Posting has been sparse in the last couple of months, well off my normal schedule of 1-2 posts per week. There’s a reason for that. I have begun numerous posts which I never completed because they were too emotional for the blog. “Too emotional” here means: subjects about which I am sensitive or emotional, and do not wish to bare my soul for potential public heckling during a difficult time. I embrace the right of the public to heckle (with some modicum of civility) anything I might post, and the only way to handle that is not to post anything I wouldn’t want heckled. So I start writing as catharsis, realize halfway through that this one will probably never see the green light, and at least get the benefit of journaling out frustration/grief/euphoria/rage/whatever.
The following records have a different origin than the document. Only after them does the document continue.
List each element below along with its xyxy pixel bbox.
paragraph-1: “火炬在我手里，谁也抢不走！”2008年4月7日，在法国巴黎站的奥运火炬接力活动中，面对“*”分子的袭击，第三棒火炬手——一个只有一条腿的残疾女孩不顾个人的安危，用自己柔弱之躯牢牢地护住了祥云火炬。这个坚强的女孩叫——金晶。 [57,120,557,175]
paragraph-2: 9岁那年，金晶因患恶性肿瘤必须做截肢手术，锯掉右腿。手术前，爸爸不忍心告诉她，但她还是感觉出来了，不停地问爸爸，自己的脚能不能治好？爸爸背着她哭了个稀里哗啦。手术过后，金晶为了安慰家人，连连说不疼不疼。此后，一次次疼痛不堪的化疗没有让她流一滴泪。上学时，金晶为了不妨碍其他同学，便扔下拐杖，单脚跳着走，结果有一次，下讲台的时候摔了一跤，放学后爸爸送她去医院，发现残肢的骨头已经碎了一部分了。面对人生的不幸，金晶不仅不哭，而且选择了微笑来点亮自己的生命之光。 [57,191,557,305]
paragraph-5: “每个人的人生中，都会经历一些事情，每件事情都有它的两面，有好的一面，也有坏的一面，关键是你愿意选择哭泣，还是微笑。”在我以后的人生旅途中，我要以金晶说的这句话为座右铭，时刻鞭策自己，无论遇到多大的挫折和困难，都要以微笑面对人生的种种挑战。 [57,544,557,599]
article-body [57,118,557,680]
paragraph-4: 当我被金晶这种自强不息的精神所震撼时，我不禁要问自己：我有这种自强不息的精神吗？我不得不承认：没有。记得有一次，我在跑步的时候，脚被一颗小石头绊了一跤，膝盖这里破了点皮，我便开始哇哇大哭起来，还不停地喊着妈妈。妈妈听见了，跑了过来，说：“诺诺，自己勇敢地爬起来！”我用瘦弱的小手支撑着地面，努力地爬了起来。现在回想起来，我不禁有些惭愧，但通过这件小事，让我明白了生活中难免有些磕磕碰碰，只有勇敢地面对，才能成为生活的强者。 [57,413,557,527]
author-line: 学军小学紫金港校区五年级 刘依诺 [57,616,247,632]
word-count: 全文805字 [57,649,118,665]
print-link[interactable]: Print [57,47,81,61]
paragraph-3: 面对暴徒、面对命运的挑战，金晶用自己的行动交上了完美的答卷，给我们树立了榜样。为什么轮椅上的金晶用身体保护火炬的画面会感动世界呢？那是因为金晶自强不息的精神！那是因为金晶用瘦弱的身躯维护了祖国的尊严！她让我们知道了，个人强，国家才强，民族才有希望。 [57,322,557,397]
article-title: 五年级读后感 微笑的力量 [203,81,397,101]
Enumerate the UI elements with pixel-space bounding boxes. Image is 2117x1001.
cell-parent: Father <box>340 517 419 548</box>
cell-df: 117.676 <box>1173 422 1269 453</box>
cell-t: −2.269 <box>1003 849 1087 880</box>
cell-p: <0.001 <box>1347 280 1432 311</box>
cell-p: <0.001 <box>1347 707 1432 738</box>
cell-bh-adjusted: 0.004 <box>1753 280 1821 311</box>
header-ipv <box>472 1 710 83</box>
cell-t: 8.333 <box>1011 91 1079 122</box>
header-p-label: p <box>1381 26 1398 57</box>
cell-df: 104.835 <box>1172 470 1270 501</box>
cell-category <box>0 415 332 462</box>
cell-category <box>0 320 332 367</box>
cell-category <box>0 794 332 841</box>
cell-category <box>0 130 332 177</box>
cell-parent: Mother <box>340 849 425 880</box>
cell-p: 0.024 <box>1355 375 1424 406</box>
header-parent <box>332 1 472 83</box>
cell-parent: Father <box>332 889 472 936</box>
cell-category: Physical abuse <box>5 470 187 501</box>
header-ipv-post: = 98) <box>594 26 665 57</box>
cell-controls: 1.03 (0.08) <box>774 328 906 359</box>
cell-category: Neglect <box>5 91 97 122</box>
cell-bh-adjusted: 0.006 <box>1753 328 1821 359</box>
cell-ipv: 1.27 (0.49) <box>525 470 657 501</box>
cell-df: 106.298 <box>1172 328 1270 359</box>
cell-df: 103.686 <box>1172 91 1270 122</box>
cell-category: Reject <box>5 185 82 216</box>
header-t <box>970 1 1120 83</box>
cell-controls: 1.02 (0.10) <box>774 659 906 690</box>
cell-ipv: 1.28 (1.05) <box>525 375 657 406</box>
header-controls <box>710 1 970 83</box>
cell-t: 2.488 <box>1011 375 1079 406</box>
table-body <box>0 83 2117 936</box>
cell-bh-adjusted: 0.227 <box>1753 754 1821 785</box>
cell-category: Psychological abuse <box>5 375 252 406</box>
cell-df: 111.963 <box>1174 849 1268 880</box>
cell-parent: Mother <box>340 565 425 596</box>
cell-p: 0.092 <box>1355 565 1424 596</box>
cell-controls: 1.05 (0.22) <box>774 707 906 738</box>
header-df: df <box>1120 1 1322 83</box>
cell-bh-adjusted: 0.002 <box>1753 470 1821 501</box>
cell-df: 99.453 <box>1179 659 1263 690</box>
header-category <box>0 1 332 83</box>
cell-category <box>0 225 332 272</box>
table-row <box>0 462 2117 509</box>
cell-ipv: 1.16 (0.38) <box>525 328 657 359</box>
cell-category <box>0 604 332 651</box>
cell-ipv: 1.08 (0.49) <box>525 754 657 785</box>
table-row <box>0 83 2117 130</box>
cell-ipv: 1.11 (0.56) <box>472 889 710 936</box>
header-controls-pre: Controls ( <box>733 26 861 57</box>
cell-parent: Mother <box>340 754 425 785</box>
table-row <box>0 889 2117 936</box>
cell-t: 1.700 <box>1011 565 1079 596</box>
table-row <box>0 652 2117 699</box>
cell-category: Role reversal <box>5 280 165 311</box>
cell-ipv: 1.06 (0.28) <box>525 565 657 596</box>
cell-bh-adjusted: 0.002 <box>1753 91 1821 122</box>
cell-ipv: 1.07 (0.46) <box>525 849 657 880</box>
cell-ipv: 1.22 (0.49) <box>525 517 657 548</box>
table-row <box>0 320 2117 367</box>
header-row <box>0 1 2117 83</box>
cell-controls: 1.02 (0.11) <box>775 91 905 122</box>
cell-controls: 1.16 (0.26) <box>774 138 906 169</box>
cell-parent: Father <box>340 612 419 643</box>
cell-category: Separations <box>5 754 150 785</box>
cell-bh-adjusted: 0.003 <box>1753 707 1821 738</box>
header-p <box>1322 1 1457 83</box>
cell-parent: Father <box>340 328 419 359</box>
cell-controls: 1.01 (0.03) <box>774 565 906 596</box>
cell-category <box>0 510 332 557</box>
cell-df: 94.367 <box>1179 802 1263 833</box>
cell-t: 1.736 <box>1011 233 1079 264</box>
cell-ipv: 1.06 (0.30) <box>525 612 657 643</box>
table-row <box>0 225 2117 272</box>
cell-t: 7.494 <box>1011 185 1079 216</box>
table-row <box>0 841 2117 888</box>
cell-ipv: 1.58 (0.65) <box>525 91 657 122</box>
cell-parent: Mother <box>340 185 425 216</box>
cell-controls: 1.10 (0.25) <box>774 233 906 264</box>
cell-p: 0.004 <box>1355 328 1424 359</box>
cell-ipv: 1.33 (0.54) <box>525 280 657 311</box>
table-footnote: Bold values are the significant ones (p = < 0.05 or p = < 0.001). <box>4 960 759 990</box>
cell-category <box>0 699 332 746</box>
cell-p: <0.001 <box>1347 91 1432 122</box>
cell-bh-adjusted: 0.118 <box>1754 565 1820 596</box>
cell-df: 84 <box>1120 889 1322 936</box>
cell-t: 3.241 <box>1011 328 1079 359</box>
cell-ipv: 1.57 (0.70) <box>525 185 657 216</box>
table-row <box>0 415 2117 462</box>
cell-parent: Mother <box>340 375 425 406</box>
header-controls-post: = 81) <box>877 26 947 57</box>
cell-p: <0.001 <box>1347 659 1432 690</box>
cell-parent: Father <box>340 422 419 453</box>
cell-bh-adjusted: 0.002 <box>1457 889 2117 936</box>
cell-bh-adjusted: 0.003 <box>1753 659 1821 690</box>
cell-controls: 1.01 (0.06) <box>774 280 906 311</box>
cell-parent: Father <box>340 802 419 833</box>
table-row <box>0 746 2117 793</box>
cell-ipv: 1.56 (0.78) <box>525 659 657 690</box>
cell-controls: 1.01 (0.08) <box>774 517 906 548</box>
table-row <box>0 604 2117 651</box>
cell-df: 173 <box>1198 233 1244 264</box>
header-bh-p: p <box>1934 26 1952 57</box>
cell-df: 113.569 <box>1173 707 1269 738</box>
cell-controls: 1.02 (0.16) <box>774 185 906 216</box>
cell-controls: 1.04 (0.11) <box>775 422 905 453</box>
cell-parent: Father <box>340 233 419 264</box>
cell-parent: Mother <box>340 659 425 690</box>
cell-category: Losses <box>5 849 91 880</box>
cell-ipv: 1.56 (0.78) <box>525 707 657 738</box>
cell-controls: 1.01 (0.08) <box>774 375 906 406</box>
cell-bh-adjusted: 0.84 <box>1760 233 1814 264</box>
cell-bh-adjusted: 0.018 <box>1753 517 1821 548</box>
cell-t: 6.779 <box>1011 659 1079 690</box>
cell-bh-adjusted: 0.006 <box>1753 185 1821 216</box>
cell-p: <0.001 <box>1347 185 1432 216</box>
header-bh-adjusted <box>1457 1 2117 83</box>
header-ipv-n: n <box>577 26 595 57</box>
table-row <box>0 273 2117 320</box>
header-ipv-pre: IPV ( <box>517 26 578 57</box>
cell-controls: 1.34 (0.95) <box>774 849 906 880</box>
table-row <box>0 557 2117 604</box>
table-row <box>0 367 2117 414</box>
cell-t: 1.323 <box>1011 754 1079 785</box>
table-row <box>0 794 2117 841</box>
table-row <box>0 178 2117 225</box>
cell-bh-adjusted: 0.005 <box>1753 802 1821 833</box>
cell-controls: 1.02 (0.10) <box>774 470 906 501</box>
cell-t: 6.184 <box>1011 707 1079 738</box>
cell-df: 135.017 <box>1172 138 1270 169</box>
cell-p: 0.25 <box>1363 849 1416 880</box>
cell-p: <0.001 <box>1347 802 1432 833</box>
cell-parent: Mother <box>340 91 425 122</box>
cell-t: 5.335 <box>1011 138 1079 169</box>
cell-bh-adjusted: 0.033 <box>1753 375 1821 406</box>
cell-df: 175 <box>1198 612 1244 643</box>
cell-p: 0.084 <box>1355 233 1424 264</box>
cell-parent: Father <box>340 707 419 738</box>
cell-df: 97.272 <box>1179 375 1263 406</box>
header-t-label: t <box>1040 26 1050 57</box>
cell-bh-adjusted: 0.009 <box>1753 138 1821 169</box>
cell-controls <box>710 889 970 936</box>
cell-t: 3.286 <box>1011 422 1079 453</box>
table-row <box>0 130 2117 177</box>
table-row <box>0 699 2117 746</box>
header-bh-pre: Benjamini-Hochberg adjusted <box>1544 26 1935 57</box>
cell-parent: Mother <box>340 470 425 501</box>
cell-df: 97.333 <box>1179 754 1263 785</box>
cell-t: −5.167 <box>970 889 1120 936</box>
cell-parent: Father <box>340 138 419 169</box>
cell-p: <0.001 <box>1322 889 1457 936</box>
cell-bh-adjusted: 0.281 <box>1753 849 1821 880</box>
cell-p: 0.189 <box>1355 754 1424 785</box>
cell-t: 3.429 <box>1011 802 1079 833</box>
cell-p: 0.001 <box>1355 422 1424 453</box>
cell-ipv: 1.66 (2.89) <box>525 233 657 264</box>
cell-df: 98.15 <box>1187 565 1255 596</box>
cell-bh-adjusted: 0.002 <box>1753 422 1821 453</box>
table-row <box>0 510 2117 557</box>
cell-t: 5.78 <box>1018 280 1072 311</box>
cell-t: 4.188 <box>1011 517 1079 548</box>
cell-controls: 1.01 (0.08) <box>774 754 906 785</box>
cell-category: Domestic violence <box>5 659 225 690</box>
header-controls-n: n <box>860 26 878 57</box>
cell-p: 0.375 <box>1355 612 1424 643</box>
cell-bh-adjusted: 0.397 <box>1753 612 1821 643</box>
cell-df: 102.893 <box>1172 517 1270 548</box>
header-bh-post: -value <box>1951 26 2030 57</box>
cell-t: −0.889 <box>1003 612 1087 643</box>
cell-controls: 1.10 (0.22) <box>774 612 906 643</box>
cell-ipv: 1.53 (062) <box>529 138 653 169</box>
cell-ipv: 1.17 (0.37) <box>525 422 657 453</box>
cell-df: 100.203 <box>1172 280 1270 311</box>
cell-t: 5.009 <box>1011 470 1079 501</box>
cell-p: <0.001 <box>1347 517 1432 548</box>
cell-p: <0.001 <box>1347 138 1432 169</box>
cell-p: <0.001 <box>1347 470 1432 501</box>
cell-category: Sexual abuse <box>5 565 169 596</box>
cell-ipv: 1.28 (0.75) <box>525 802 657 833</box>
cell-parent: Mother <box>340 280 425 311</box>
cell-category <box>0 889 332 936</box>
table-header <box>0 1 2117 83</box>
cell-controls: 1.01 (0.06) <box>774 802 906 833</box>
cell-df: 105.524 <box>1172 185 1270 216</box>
Some were also borderline libelous, too likely to provoke political discussion which I’d then have to shut down, or simply not well enough reasoned. Some readers might say: “Awwwww! But that’s you being you! That’s what we come to read!” I understand. However, this is not the suitable place for such things. It may seem strange to some, but this is the office. I need rules for myself at the office. Think of this as a company newsletter in a way, with me as the company. While it’s okay for the firm to nail its ideological colors to the mast to a degree, it should do so judiciously.
So yeah, I’ve been writing, just not often posting, because the one thing every writer should realize is the truth of the old Russian proverb: “What is written with the pen cannot be erased with an ax.” Many a career has been altered, rarely for the better, when a writer’s need to speak his or her mind overcame his or her good sense long enough to stab the ‘Publish’ button. (q.v. Laurell K. Hamilton’s Dear Negative Reader.) I want to keep the blog as informative, entertaining, and uplifting as I can, with a primary focus on the craft of writing and editing, and the secondary focus on thoughtful social comment. You already get enough of my personal opinions, leaking through here and there, but this cannot be the place where I drop the professional posture. Some matters are simply too personal to belong here.
Every public post in any medium is voluntary, after all. And if it’s ill-advised, the poster can expect reminders that no one compelled him or her at gunpoint to make the post public. That would be my standard advice to any writer maintaining a blog.
If I fail to heed it myself, I am a great fool.